会社の業績が悪化してしまい,売上が低迷しているので,経費を削減するため従業員を解雇しました。ところが,この従業員が,解雇をされるのは不当だといって,解雇無効を主張して労働審判を申し立ててきました。従業員は,解雇は無効なので従業員の地位があるとして,解雇後から現在までの給料全額を請求してきましたが,到底そんな金額は払えません。

回答

会社の業績悪化により従業員を解雇することを整理解雇といいますが,従業員に非がない場合の一方的な解雇なので,判例は厳しい要件を要求しています。整理解雇を行う場合には,判例の要件を意識して手続をする必要があり,安易なリストラは危険です。ただし,要件を満たしていないようなケースでも,現状を裁判所に粘り強く説明して,退職する内容で和解できる場合があります。

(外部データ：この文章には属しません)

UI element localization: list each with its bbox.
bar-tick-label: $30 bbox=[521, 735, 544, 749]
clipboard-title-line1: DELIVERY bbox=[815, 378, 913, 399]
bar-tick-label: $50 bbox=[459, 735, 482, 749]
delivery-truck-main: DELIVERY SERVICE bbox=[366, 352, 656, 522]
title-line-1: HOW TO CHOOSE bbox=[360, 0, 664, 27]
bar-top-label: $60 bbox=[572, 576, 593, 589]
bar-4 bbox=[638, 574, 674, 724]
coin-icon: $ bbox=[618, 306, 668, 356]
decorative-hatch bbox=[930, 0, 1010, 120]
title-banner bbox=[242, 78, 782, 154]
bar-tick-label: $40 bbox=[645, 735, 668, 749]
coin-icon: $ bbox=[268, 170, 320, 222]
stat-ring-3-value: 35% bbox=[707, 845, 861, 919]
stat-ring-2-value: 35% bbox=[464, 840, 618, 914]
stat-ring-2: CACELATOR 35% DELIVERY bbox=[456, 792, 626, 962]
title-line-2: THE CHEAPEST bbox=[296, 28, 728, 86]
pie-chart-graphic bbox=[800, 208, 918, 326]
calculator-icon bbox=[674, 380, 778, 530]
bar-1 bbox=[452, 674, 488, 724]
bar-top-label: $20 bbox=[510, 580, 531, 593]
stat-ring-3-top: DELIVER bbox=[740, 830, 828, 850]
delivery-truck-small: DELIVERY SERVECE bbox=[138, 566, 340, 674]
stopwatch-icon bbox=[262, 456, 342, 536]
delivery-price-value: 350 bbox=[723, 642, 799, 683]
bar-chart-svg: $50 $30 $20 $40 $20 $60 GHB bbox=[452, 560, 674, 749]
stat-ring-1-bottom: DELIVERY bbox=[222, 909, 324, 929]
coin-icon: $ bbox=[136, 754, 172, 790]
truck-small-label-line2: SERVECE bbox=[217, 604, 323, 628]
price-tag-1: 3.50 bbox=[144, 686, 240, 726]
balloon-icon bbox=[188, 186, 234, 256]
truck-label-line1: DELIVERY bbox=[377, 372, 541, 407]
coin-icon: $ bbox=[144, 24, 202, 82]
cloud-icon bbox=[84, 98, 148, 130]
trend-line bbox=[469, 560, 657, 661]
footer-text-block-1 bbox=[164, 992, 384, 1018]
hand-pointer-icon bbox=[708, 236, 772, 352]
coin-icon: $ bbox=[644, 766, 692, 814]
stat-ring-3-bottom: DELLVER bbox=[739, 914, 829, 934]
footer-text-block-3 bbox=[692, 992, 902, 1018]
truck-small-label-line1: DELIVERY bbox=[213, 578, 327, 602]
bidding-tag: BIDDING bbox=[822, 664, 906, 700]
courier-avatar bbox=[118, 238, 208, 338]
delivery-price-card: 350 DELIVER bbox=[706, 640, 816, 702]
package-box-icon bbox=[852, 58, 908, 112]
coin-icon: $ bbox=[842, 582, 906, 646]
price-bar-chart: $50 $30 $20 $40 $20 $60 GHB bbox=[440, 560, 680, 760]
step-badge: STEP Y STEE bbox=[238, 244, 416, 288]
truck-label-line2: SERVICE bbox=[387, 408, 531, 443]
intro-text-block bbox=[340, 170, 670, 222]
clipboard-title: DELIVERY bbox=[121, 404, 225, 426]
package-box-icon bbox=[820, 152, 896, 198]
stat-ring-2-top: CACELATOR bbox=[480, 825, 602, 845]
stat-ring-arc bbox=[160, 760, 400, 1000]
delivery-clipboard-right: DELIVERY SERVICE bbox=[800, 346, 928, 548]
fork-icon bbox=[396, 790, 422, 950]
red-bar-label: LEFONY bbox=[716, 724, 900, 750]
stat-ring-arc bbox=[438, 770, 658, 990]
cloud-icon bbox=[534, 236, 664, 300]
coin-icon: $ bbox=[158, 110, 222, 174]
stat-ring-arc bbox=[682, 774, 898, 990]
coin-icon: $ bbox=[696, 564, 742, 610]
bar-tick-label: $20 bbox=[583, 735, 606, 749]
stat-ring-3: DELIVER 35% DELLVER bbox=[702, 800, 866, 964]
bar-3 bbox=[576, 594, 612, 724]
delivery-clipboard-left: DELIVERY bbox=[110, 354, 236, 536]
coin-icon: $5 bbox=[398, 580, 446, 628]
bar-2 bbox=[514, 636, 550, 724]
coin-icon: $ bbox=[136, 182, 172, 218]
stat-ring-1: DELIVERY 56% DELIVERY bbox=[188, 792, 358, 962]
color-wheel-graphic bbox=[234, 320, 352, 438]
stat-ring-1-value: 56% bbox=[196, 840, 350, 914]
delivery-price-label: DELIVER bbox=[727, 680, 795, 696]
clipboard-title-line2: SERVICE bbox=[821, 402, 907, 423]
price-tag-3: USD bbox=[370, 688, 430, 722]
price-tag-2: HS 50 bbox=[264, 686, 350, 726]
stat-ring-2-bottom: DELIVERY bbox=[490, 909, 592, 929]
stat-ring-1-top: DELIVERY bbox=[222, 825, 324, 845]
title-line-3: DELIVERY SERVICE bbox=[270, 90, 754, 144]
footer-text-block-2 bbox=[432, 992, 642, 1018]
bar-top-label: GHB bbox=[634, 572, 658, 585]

ある事例では,裁判所で会社の業績について具体的に数字をあげて説明し,経営改善の様々な対応をしてきたが,それでも立て直せないのでやむなく解雇をしたので不当ではないとの主張を行いました。解雇が有効とまでは認められませんでしたが,会社の状況について一定の理解を得られ,相手の請求額を大幅に減額し,従業員は退職することで和解しました。